Subscribe:

Labels

Sunday 14 June 2015

Berempati pada Kaum Difabel (2)

*Artikel ini adalah kelanjutan artikel sebelumnya Berempati pada Kaum Difabel (1)

.   .   .

Kerja keras Danang menjadikannya siswa berprestasi di sekolah. Ia pun mendapat kesempatan untuk melanjutkan studi ke Jepang. Di sana, kaum difabel berprestasi seperti dirinya mendapat apresiasi lebih. Orang-orang lebih menghargai kualitas kerja daripada meributkan persoalan fisik. Selama kinerjamu bagus, maka akan selalu ada tempat untukmu.

Beberapa bulan tinggal di negeri orang, Danang memutuskan pulang. Danang tak sampai hati hidup jauh dari orangtuanya. Karena itu, ketika ia kembali mendapat tawaran ke Jepang, ia menolaknya. Ia pun mencoba mendaftar kuliah di perguruan tinggi lokal.

Masalah baru muncul di sini. Keterbatasan fisik Danang membuatnya dipandang sebelah mata. “Kamu nggak akan bisa…” begitu kata orang-orang yang meremehkannya. Padahal secara kecerdasan, saya yakin Danang tidak kalah. Ketika mahasiswa lain masih sibuk mengejar beasiswa ke Jepang, Danang malah sudah lebih dulu menjejakkan kursi rodanya ke negeri Sakura. Seharusnya mereka malu pada diri mereka sendiri.

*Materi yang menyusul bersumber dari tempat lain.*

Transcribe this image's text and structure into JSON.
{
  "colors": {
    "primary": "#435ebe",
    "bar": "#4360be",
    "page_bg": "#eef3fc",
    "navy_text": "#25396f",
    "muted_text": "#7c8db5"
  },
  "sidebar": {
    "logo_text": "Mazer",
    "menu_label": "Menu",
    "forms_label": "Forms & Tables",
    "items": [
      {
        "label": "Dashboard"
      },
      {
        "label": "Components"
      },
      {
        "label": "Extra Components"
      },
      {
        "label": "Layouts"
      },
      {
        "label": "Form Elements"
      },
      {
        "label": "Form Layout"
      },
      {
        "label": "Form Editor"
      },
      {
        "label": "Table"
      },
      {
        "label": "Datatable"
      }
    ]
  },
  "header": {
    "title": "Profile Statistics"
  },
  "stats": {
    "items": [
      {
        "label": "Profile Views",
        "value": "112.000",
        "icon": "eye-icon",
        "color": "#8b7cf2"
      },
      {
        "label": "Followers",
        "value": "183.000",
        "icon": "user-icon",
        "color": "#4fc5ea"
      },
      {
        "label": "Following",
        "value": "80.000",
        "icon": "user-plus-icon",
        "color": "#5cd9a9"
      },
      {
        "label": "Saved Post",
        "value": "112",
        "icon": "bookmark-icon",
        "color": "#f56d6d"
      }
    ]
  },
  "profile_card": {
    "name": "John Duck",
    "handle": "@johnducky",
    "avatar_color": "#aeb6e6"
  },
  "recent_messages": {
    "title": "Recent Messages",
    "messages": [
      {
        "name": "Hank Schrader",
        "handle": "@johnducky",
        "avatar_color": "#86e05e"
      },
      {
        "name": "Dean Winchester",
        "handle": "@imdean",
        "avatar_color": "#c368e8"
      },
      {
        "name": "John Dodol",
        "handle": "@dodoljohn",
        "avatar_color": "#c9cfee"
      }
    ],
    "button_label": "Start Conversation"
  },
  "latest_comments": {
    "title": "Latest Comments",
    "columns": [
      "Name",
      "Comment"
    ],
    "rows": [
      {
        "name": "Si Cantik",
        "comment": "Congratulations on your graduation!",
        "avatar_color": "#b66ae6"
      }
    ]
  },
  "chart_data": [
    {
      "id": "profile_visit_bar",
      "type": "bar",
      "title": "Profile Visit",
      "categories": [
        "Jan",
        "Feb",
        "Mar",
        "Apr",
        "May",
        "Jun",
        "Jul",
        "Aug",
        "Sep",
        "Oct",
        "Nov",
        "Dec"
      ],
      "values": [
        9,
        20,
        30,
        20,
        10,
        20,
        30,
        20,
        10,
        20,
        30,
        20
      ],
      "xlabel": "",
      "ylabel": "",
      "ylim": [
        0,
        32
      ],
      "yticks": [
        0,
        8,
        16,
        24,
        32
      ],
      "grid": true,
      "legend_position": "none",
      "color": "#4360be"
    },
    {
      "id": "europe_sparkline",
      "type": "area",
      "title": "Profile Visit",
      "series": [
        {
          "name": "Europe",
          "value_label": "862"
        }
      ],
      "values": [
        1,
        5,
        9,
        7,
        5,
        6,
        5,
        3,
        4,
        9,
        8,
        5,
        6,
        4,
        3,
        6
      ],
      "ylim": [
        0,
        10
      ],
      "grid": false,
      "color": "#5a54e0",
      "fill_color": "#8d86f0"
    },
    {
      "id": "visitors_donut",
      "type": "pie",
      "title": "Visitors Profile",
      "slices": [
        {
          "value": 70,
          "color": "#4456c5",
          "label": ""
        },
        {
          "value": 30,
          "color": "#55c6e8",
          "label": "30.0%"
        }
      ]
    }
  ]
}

Cerita tentang Danang menujukkan masih rendahnya penerimaan masyarakat kita pada kaum difabel. Kesadaran untuk memberi ruang bagi kaum difabel masih harus dibangun. Tidak banyak fasilitas umum yang didesain sedemikian rupa hingga mengakomodasi kemudahan bagi kaum difabel. Jarang-jarang kita jumpai gedung-gedung yang menyediakan bidang miring atau jalur khusus bagi pemakai kursi roda misalnya. Begitu pula di halte dan trotoar-trotoar di pinggir jalan yang masih dibuat dengan standar kompatibilitas manusia normal.

Kesadaran untuk lebih berempati dan peduli terhadap kaum difabel seharusnya tersosialisasikan dengan baik melalui pendidikan. Ironisnya, tidak semua lembaga pendidikan membuka pendidikan inklusif bagi penyandang disabilitas. Padahal peranan lembaga pendidikan yang menyelenggarakan pendidikan inklusif sangat penting agar kaum difabel mendapatkan hak-hak pendidikannya. Jika tidak begitu, maka stigma, diskriminasi, dan skeptisme terhadap potensi kaum difabel—seperti yang dialami Danang—selamanya akan selalu ada di tengah masyarakat kita.

Kaum difabel memang kelompok minoritas. Setidaknya populasi mereka hanya 10 persen dari total penduduk bumi. Tapi bukan berarti karena mereka minoritas, kita bisa memaksa mereka mengikuti aturan main masyarakat mayoritas. Karena kesesatan pola pikir ini, sebagian kita memilih tutup mata ketika seorang buta hendak menyeberang jalan. Sebagian kita risih jika harus mendorong saudara kita di kursi roda. Kita kurung para penyandang disabilitas di ruang-ruang rehabilitasi—seakan-akan menyamakan mereka dengan para pecandu narkotik.

Mengembangkan empati terhadap kaum difabel memang tidak mudah. Itu berarti, kita harus melawan idiom “normalisme” yang terlanjur mengakar dalam masyarakat. Melawan arus stigma dan diskriminasi yang ada. Apa yang kita beri boleh jadi selalu membekas di hati mereka yang penuh kasih. Karena mereka juga manusia seutuhnya seperti kita. Hanya Tuhan menciptakannya—berbeda.